In der Direktionssitzung vom 28.3.1988 bemängelte der Erstkläger, daß alle Verkäufer bis auf zwei ausgeschieden seien, eine Beteiligung anderer Unternehmen nicht konkret in Sicht sei, die Belegschaft Angst vor der Liquidation habe, die Fragen des Wirtschaftsprüfers nach wie vor ungeklärt seien und das Unternehmen in einer schweren Krise stecke; darauf vermochte der Vorstand nichts Konkretes zu erwidern.

Für die Arbeitnehmer war auf Grund der schlechten Betriebsauslastung offensichtlich, daß 1987 gegenüber 1986 ein Umsatzrückgang erfolgt war.
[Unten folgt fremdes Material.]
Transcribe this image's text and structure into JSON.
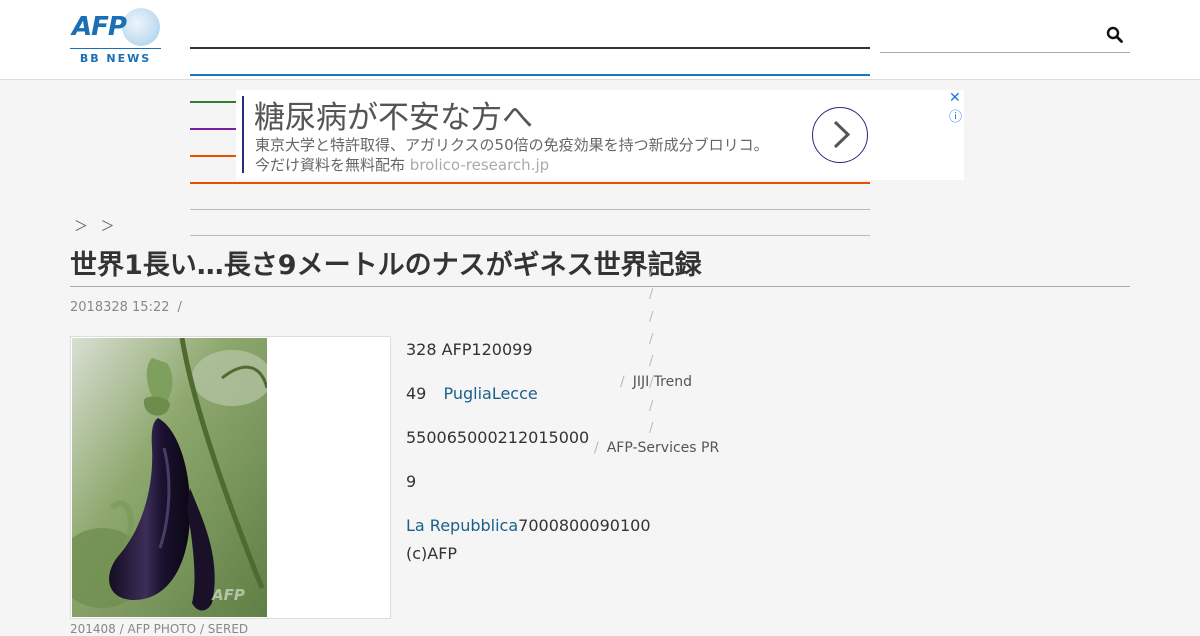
{
  "header": {
    "logo_text": "AFP",
    "logo_sub": "BB NEWS",
    "nav_colors": [
      "#333333",
      "#1a78c2",
      "#2e7d32",
      "#7b1fa2",
      "#e65100",
      "#e65100",
      "#bbbbbb",
      "#bbbbbb"
    ],
    "search_placeholder": ""
  },
  "ad": {
    "headline": "糖尿病が不安な方へ",
    "line1": "東京大学と特許取得、アガリクスの50倍の免疫効果を持つ新成分ブロリコ。",
    "line2": "今だけ資料を無料配布",
    "domain": "brolico-research.jp",
    "close": "✕",
    "info": "ⓘ"
  },
  "article": {
    "breadcrumb": "＞ ＞",
    "title": "世界1長い…長さ9メートルのナスがギネス世界記録",
    "date": "2018328 15:22",
    "meta_sep": "/",
    "photo_caption": "201408 / AFP PHOTO / SERED",
    "paragraphs": [
      {
        "text": "328 AFP120099"
      },
      {
        "prefix": "49",
        "link": "PugliaLecce"
      },
      {
        "text": "550065000212015000"
      },
      {
        "text": "9"
      },
      {
        "link": "La Repubblica",
        "suffix": "7000800090100"
      },
      {
        "text": "(c)AFP"
      }
    ]
  },
  "sidebar": {
    "slashes": [
      "/",
      "/",
      "/",
      "/",
      "/",
      "/",
      "/",
      "/"
    ],
    "items": [
      {
        "sep": "/",
        "label": "JIJI Trend"
      },
      {
        "sep": "/",
        "label": "AFP-Services PR"
      }
    ]
  }
}
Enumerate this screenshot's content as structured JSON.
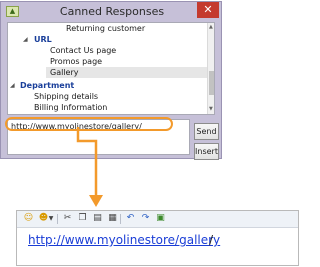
{
  "window": {
    "title": "Canned Responses",
    "app_icon_text": "▲",
    "close_glyph": "✕"
  },
  "tree": {
    "rows": [
      {
        "label": "Returning customer",
        "kind": "item",
        "indent": 3
      },
      {
        "label": "URL",
        "kind": "category",
        "indent": 2,
        "expanded": true
      },
      {
        "label": "Contact Us page",
        "kind": "item",
        "indent": 3
      },
      {
        "label": "Promos page",
        "kind": "item",
        "indent": 3
      },
      {
        "label": "Gallery",
        "kind": "item",
        "indent": 3,
        "selected": true
      },
      {
        "label": "Department",
        "kind": "category",
        "indent": 1,
        "expanded": true
      },
      {
        "label": "Shipping details",
        "kind": "item",
        "indent": 2
      },
      {
        "label": "Billing Information",
        "kind": "item",
        "indent": 2
      }
    ],
    "expand_arrow": "◢"
  },
  "response_text": "http://www.myolinestore/gallery/",
  "buttons": {
    "send": "Send",
    "insert": "Insert"
  },
  "editor": {
    "link_text": "http://www.myolinestore/gallery",
    "trailing_text": "/"
  },
  "colors": {
    "window_bg": "#c6c0d8",
    "category_text": "#1a3f9a",
    "highlight": "#f39a2b",
    "close_button": "#c43a2e",
    "link": "#1a3dd6"
  },
  "icons": {
    "close": "close-icon",
    "app": "app-icon",
    "toolbar": [
      "emoticon-icon",
      "emoji-dropdown-icon",
      "cut-icon",
      "copy-icon",
      "paste-icon",
      "paste-special-icon",
      "undo-icon",
      "redo-icon",
      "insert-image-icon"
    ]
  }
}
Die Belegschaftsvertreter hatten auch Kenntnis davon, daß die spätere Gemeinschuldnerin etwa seit Beginn des Jahres 1988 Lieferanten teilweise nicht gezahlt hatte. Es war ihnen auch bekannt, daß viele Unternehmen der späteren Gemeinschuldnerin keine Aufträge mehr erteilen wollten, weil sie die finanzielle Situation dieses Unternehmens bereits als sehr schlecht einschätzten. Allerdings hofften die Belegschaftsvertreter weiter daß Dr.Z*** höhere Geldbeträge einbringen werde. Dr.Z*** wies Befürchtungen wegen eines Konkurses zurück und verwies dabei auf mehrere Aufträge, die aber noch nicht bindend zugesichert waren. Am 6.4.1988 forderte die Belegschaftsvertretung unverzüglich die Einberufung einer Aufsichtsratssitzung bis spätestens 18.4.1988, weil die am 31.3.1988 fälligen Gehälter nicht termingerecht ausgezahlt worden waren und es bereits beim Einkauf Probleme gab, die Klagedrohungen von Lieferanten anstiegen und über das Unternehmen in den Medien verstärkt berichtet wurde. Am 7.4.1988 wies Dr.Z*** die von einem Gewerkschaftssekretär geäußerte Befürchtung, daß das Unternehmen in Konkurs gehen werde, zurück; dieser befürchtete aber, daß es doch geschehen werde. Als am 15.4.1988 die fälligen Arbeiterlöhne nicht ausgezahlt werden konnten, begründete dies Dr.Z*** mit einer vorübergehenden Zahlungsstockung und meinte, der erforderliche Scheck werde in den nächsten Tagen eintreffen. Die Belegschaft setzte eine Nachfrist von einer Woche.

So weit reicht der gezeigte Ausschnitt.